While on one side status results in power gaps, at time workers may find it difficult to adjust to decentralised work places and job roles. They may find it difficult to adapt to flexible environments and that there is no guiding framework. This may be overcome by creating a balance between centralisation and decentralisation of roles and responsibilities.
Personally I have been able to improve my existing skill set and value base in concordance with the ideal requirements for a healthcare practitioner. Even though it would have not been possible to sharpen my skills to the best in such a short period of time, my attempt through the exercise has always been to stay vigil and watchful of what occurs around me (Genkeer, Finlayson, Edmans & Gough 2002). In social care the occurrences around the workplace contribute a great deal to the role within the organization and hence I have attempted to be receptive to all events around me.
Further I have been amenable to the needs of people and their sorrows and have been helpful in their causes as well. Good social care practices go beyond theoretical knowledge and shall emerge only out of moral practice and practical work. As a conclusion to the assessment certain recommendations may hence be made.

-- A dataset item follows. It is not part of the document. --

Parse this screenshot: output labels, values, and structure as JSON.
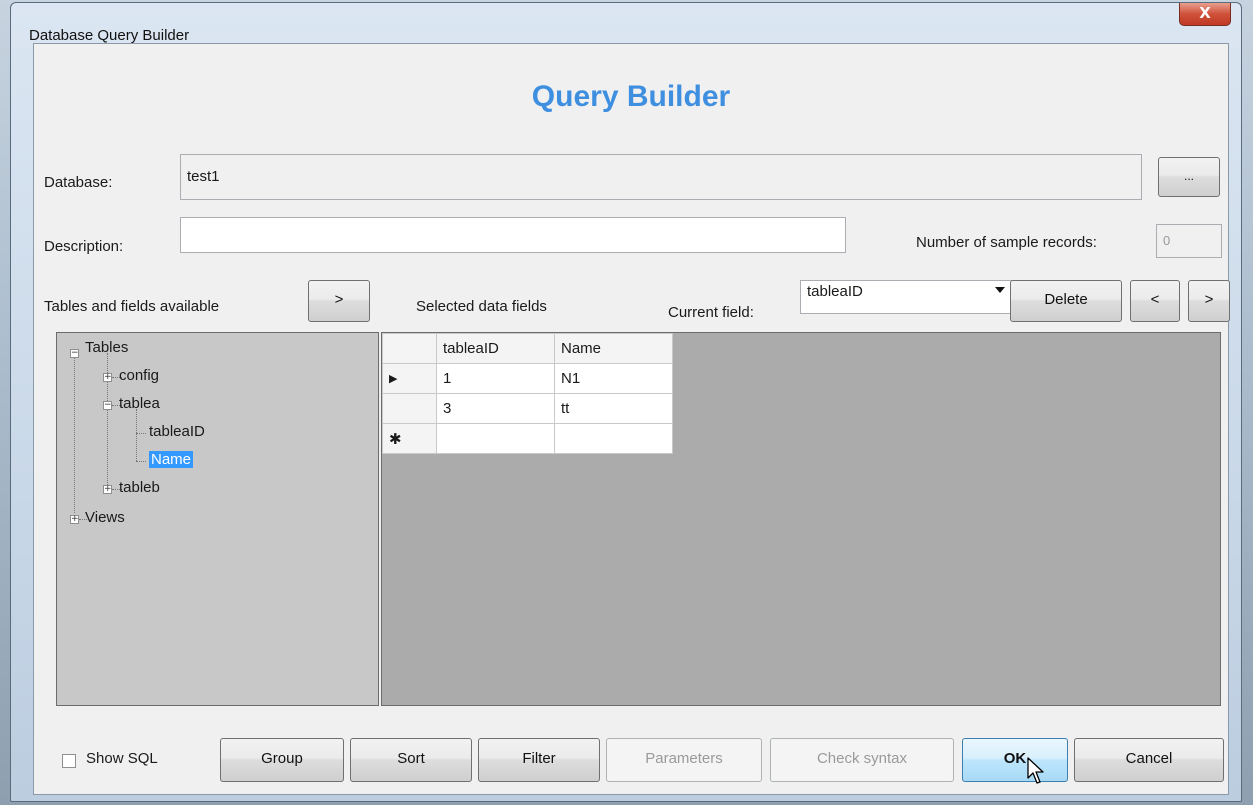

The first of the suggestions is to unite healthcare with social care to work efficiently together so that the patients receive the proper and right combination of care in a single set. The concept of health and social care should be viewed with a long term focus so that the patients do not just recover from their ailments but also improve the quality of their future life. Dementia being a major concern of many patients has also become the cause of worry of many practitioners and hence should be taken up as a priority for research. The most valid suggestion of this shall be the need to maintain a proper living style and condition for the caretakers or the workers of social care. Unless one is themselves not mentally and physically strong and alert, they may not be able to execute their role in full effect. Hence the government and concerned authorities should be sensitive of taking care of the ones who need to care about others.